The issue was told from two contrasting perspectives written concurrently, setting up things to come. On one hand, Perez uses the new Daily Planet's cast of characters to fill in the gaps and give overall impressions for Big Blue and the City Of Tomorrow. On the other, Clark Kent's exclusive interview with Superman on the events that the Daily Planet covered within the issue, offer a different take. While the Daily Planet reporting tends to be on the more dramatic, more gossipy and emotional nature, Clark's account goes to the heart of the matter, reporting fact as he knows the truth to be.
As we see in the issue, the Daily Planet has been purchased by its rival The Globe, a newspaper that comes with more than its share of questionable tactics and reputation.

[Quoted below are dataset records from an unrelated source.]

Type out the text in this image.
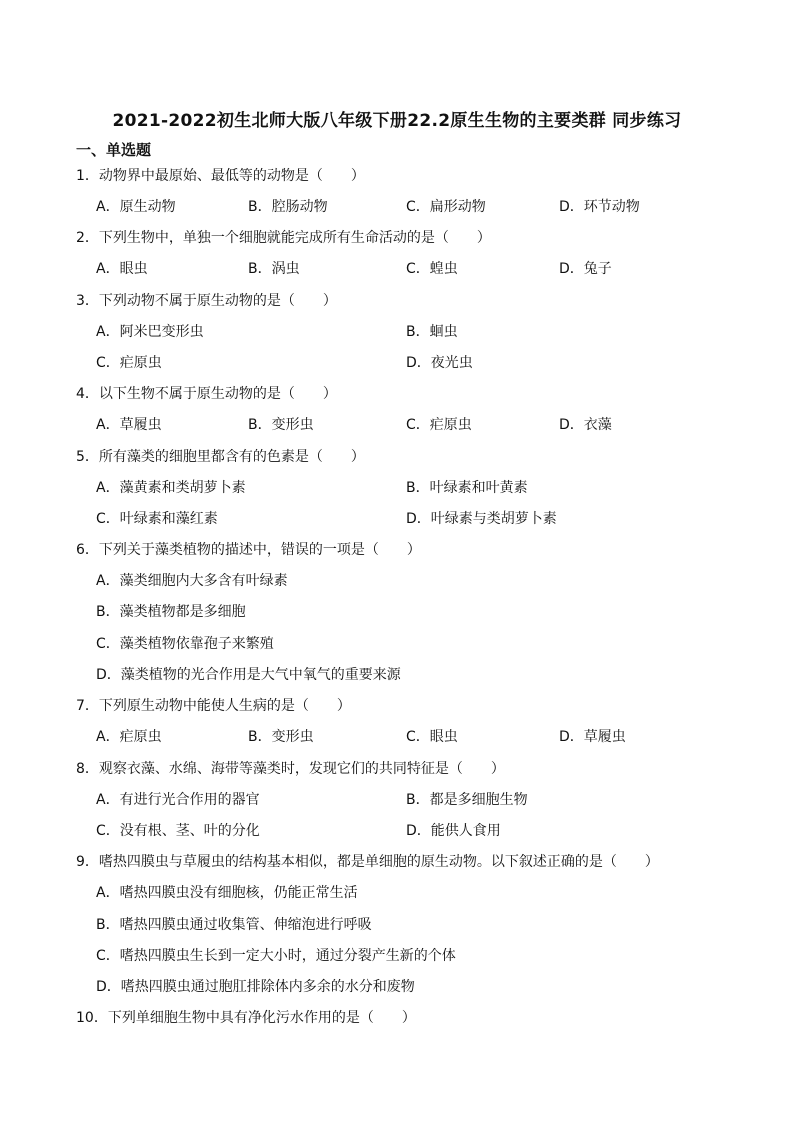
2021-2022初生北师大版八年级下册22.2原生生物的主要类群 同步练习
一、单选题
1．动物界中最原始、最低等的动物是（　　）
A．原生动物	B．腔肠动物	C．扁形动物	D．环节动物
2．下列生物中，单独一个细胞就能完成所有生命活动的是（　　）
A．眼虫	B．涡虫	C．蝗虫	D．兔子
3．下列动物不属于原生动物的是（　　）
A．阿米巴变形虫	B．蛔虫
C．疟原虫	D．夜光虫
4．以下生物不属于原生动物的是（　　）
A．草履虫	B．变形虫	C．疟原虫	D．衣藻
5．所有藻类的细胞里都含有的色素是（　　）
A．藻黄素和类胡萝卜素	B．叶绿素和叶黄素
C．叶绿素和藻红素	D．叶绿素与类胡萝卜素
6．下列关于藻类植物的描述中，错误的一项是（　　）
A．藻类细胞内大多含有叶绿素
B．藻类植物都是多细胞
C．藻类植物依靠孢子来繁殖
D．藻类植物的光合作用是大气中氧气的重要来源
7．下列原生动物中能使人生病的是（　　）
A．疟原虫	B．变形虫	C．眼虫	D．草履虫
8．观察衣藻、水绵、海带等藻类时，发现它们的共同特征是（　　）
A．有进行光合作用的器官	B．都是多细胞生物
C．没有根、茎、叶的分化	D．能供人食用
9．嗜热四膜虫与草履虫的结构基本相似，都是单细胞的原生动物。以下叙述正确的是（　　）
A．嗜热四膜虫没有细胞核，仍能正常生活
B．嗜热四膜虫通过收集管、伸缩泡进行呼吸
C．嗜热四膜虫生长到一定大小时，通过分裂产生新的个体
D．嗜热四膜虫通过胞肛排除体内多余的水分和废物
10．下列单细胞生物中具有净化污水作用的是（　　）
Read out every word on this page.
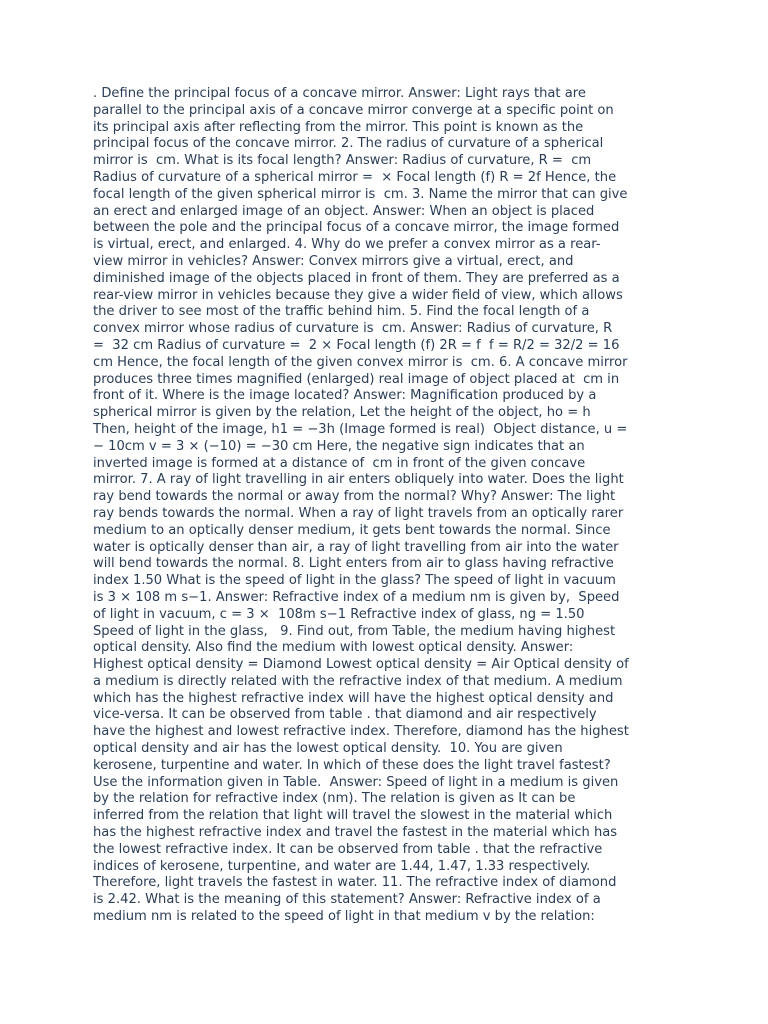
. Define the principal focus of a concave mirror. Answer: Light rays that are
parallel to the principal axis of a concave mirror converge at a specific point on
its principal axis after reflecting from the mirror. This point is known as the
principal focus of the concave mirror. 2. The radius of curvature of a spherical
mirror is  cm. What is its focal length? Answer: Radius of curvature, R =  cm
Radius of curvature of a spherical mirror =  × Focal length (f) R = 2f Hence, the
focal length of the given spherical mirror is  cm. 3. Name the mirror that can give
an erect and enlarged image of an object. Answer: When an object is placed
between the pole and the principal focus of a concave mirror, the image formed
is virtual, erect, and enlarged. 4. Why do we prefer a convex mirror as a rear-
view mirror in vehicles? Answer: Convex mirrors give a virtual, erect, and
diminished image of the objects placed in front of them. They are preferred as a
rear-view mirror in vehicles because they give a wider field of view, which allows
the driver to see most of the traffic behind him. 5. Find the focal length of a
convex mirror whose radius of curvature is  cm. Answer: Radius of curvature, R
=  32 cm Radius of curvature =  2 × Focal length (f) 2R = f  f = R/2 = 32/2 = 16
cm Hence, the focal length of the given convex mirror is  cm. 6. A concave mirror
produces three times magnified (enlarged) real image of object placed at  cm in
front of it. Where is the image located? Answer: Magnification produced by a
spherical mirror is given by the relation, Let the height of the object, ho = h
Then, height of the image, h1 = −3h (Image formed is real)  Object distance, u =
− 10cm v = 3 × (−10) = −30 cm Here, the negative sign indicates that an
inverted image is formed at a distance of  cm in front of the given concave
mirror. 7. A ray of light travelling in air enters obliquely into water. Does the light
ray bend towards the normal or away from the normal? Why? Answer: The light
ray bends towards the normal. When a ray of light travels from an optically rarer
medium to an optically denser medium, it gets bent towards the normal. Since
water is optically denser than air, a ray of light travelling from air into the water
will bend towards the normal. 8. Light enters from air to glass having refractive
index 1.50 What is the speed of light in the glass? The speed of light in vacuum
is 3 × 108 m s−1. Answer: Refractive index of a medium nm is given by,  Speed
of light in vacuum, c = 3 ×  108m s−1 Refractive index of glass, ng = 1.50
Speed of light in the glass,   9. Find out, from Table, the medium having highest
optical density. Also find the medium with lowest optical density. Answer:
Highest optical density = Diamond Lowest optical density = Air Optical density of
a medium is directly related with the refractive index of that medium. A medium
which has the highest refractive index will have the highest optical density and
vice-versa. It can be observed from table . that diamond and air respectively
have the highest and lowest refractive index. Therefore, diamond has the highest
optical density and air has the lowest optical density.  10. You are given
kerosene, turpentine and water. In which of these does the light travel fastest?
Use the information given in Table.  Answer: Speed of light in a medium is given
by the relation for refractive index (nm). The relation is given as It can be
inferred from the relation that light will travel the slowest in the material which
has the highest refractive index and travel the fastest in the material which has
the lowest refractive index. It can be observed from table . that the refractive
indices of kerosene, turpentine, and water are 1.44, 1.47, 1.33 respectively.
Therefore, light travels the fastest in water. 11. The refractive index of diamond
is 2.42. What is the meaning of this statement? Answer: Refractive index of a
medium nm is related to the speed of light in that medium v by the relation:
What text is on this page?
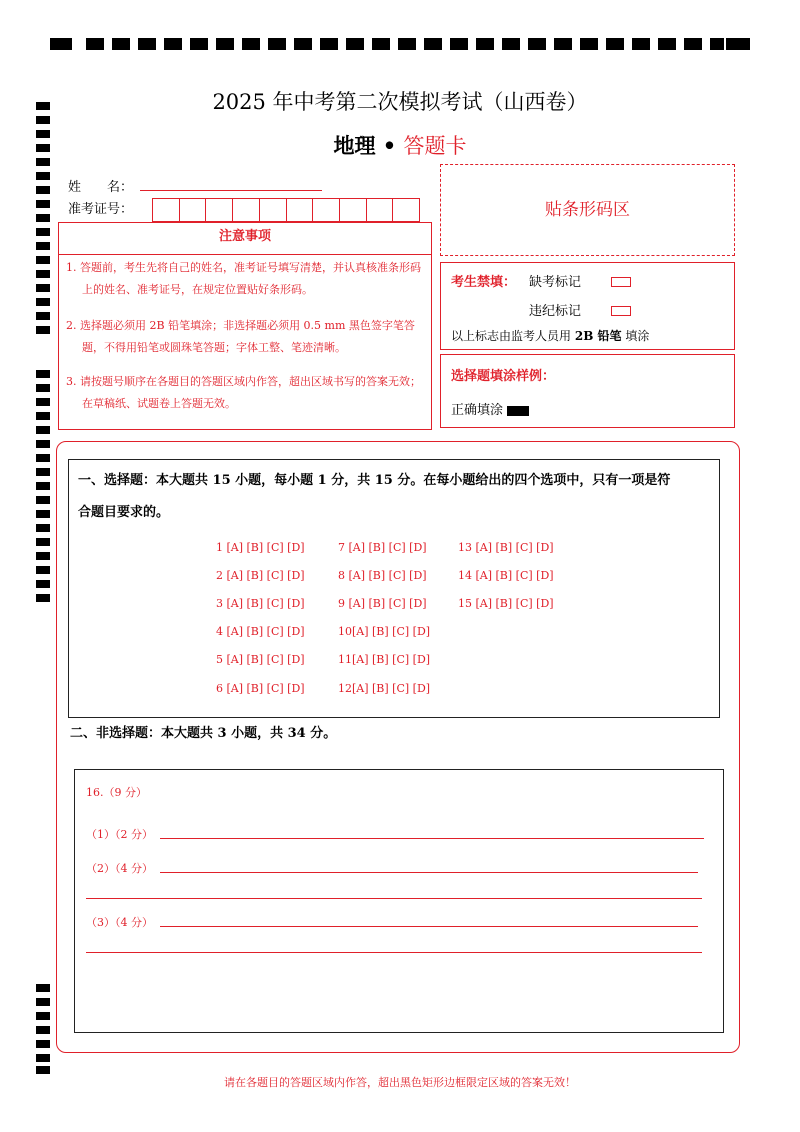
2025 年中考第二次模拟考试（山西卷）
地理 • 答题卡
姓　　名：
准考证号：
注意事项
1. 答题前，考生先将自己的姓名，准考证号填写清楚，并认真核准条形码上的姓名、准考证号，在规定位置贴好条形码。
2. 选择题必须用 2B 铅笔填涂；非选择题必须用 0.5 mm 黑色签字笔答题，不得用铅笔或圆珠笔答题；字体工整、笔迹清晰。
3. 请按题号顺序在各题目的答题区域内作答，超出区域书写的答案无效；在草稿纸、试题卷上答题无效。
贴条形码区
考生禁填： 缺考标记
违纪标记
以上标志由监考人员用 2B 铅笔 填涂
选择题填涂样例：
正确填涂
一、选择题：本大题共 15 小题，每小题 1 分，共 15 分。在每小题给出的四个选项中，只有一项是符
合题目要求的。
1 [A] [B] [C] [D]
2 [A] [B] [C] [D]
3 [A] [B] [C] [D]
4 [A] [B] [C] [D]
5 [A] [B] [C] [D]
6 [A] [B] [C] [D]
7 [A] [B] [C] [D]
8 [A] [B] [C] [D]
9 [A] [B] [C] [D]
10[A] [B] [C] [D]
11[A] [B] [C] [D]
12[A] [B] [C] [D]
13 [A] [B] [C] [D]
14 [A] [B] [C] [D]
15 [A] [B] [C] [D]
二、非选择题：本大题共 3 小题，共 34 分。
16.（9 分）
（1）（2 分）
（2）（4 分）
（3）（4 分）
请在各题目的答题区域内作答，超出黑色矩形边框限定区域的答案无效！
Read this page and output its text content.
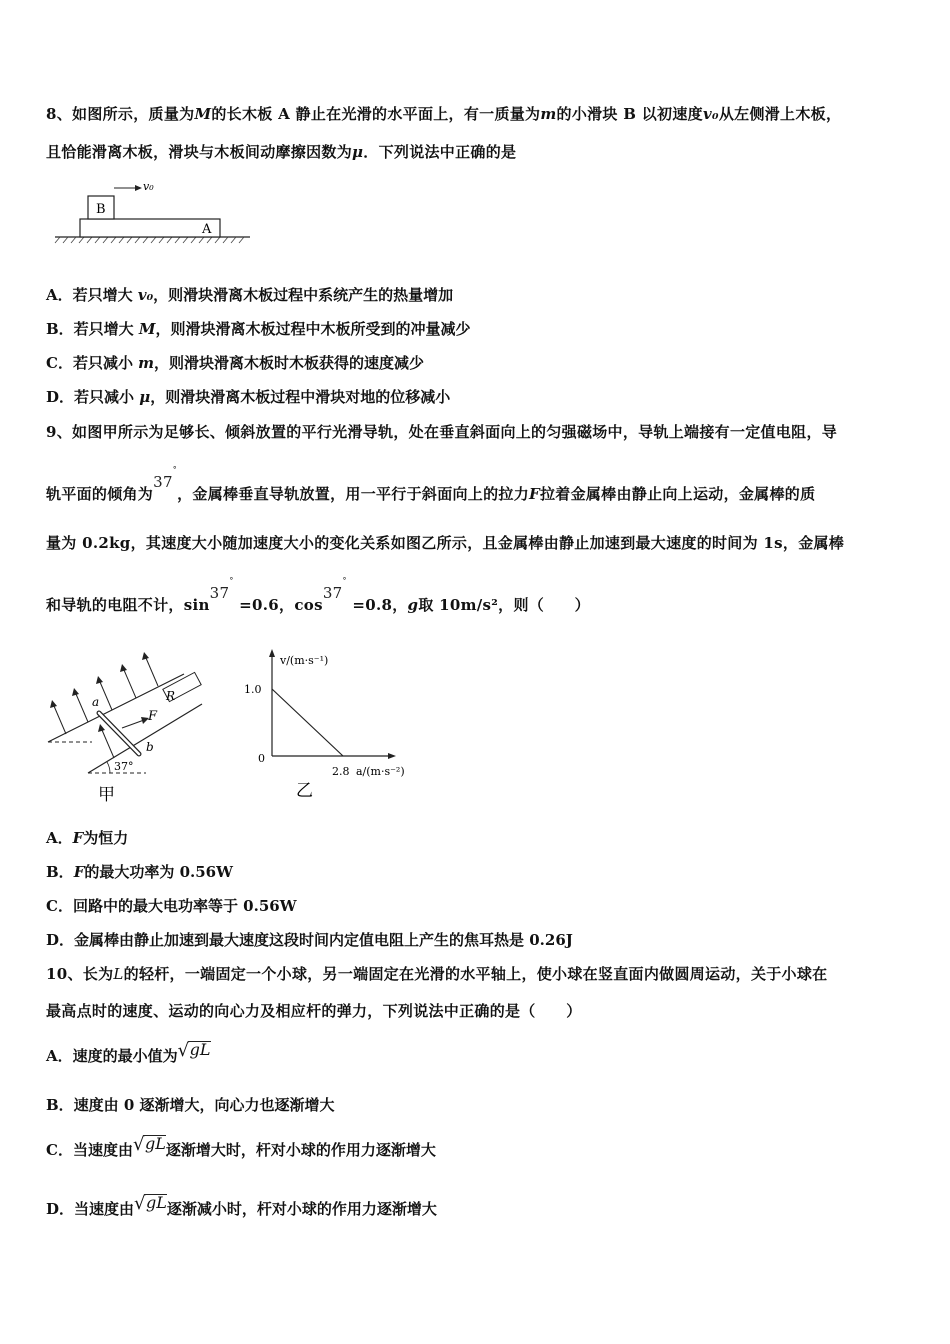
8、如图所示，质量为M的长木板 A 静止在光滑的水平面上，有一质量为m的小滑块 B 以初速度v₀从左侧滑上木板，
且恰能滑离木板，滑块与木板间动摩擦因数为μ．下列说法中正确的是
B
A
v₀
A．若只增大 v₀，则滑块滑离木板过程中系统产生的热量增加
B．若只增大 M，则滑块滑离木板过程中木板所受到的冲量减少
C．若只减小 m，则滑块滑离木板时木板获得的速度减少
D．若只减小 μ，则滑块滑离木板过程中滑块对地的位移减小
9、如图甲所示为足够长、倾斜放置的平行光滑导轨，处在垂直斜面向上的匀强磁场中，导轨上端接有一定值电阻，导
轨平面的倾角为37°，金属棒垂直导轨放置，用一平行于斜面向上的拉力F拉着金属棒由静止向上运动，金属棒的质
量为 0.2kg，其速度大小随加速度大小的变化关系如图乙所示，且金属棒由静止加速到最大速度的时间为 1s，金属棒
和导轨的电阻不计，sin37° =0.6，cos37° =0.8，g取 10m/s²，则（　　）
R
a
b
F
37°
甲
v/(m·s⁻¹)
a/(m·s⁻²)
0
1.0
2.8
乙
A．F为恒力
B．F的最大功率为 0.56W
C．回路中的最大电功率等于 0.56W
D．金属棒由静止加速到最大速度这段时间内定值电阻上产生的焦耳热是 0.26J
10、长为L的轻杆，一端固定一个小球，另一端固定在光滑的水平轴上，使小球在竖直面内做圆周运动，关于小球在
最高点时的速度、运动的向心力及相应杆的弹力，下列说法中正确的是（　　）
A．速度的最小值为 √ gL
B．速度由 0 逐渐增大，向心力也逐渐增大
C．当速度由 √ gL逐渐增大时，杆对小球的作用力逐渐增大
D．当速度由 √ gL逐渐减小时，杆对小球的作用力逐渐增大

Clark and Lois argue over whether this is a good thing, as Clark feels it will be at the cost of their integrity, while Lois argues the Planet needs this as publishing is now in the digital age. Lois, having received a huge promotion, also seems as if to be caught up in the limelight, causing her to be more accepting of the change. The story then branches off into the two directions mentioned above: Lois and the Planet reporting on how they perceive the events unfolding, and Clark/Superman as he knows them to be. This dual nature is ever present throughout the book, from the aforementioned old and new Daily Planet, to the human and alien perceptions, to what is thought to be and what is the actual truth.
As Superman performs his super duties fending off a Fire Monster (from Krypton?!), Perez sprinkles in all those familiar phrases fans of old are accustomed to. This is most welcome as it is a reminder of where Superman came from, and that all is not changed (again reference the Daily Planet), but that we are in for something new. As Mr. Perez shows us with this issue, that is not a bad thing at all. And, as this is not the Superman from yesterday, do not expect the happy ending (which was conveniently revealed by DC months ago).
The art, done by Perez as well as Jesus Merino, I actually expected to be better. I thought Perry White was Superman at first (or Earth-2 Superman), and questioned why he looked older, but then realized my(?) mistake. Likewise, Clark had some funky hair cut resembling a wig, with one panel even resembling a mowhawk. And those Harry Potter goggles need to go! We saw them first in Morrison's Action Comics; however, this being five years in the future, I think Clark would have purchased a new set. All in all I was happy with the art, but it didn't knock my socks off as I expected.
A quick mention must be made about the Superman reference in Stormwatch #1 - that we were to look here for more. As it was only one page, I thought it to be inserted just for the sake of promotion, as it read as if having to do nothing with the story told by Perez. Also, I don't think it served its purpose to get readers excited about reading Stormwatch - if that was the intent. There should have been more involved, or simply it should have just been cut out.
This issue is heavily character driven compared to its sister title, Action Comics, more akin to a soap opera I would say. Perez and Merino are giving us the world of Superman - one comprised of all the struggle, turmoil, and conflict that comes with living and existing, but with the addition of super powers.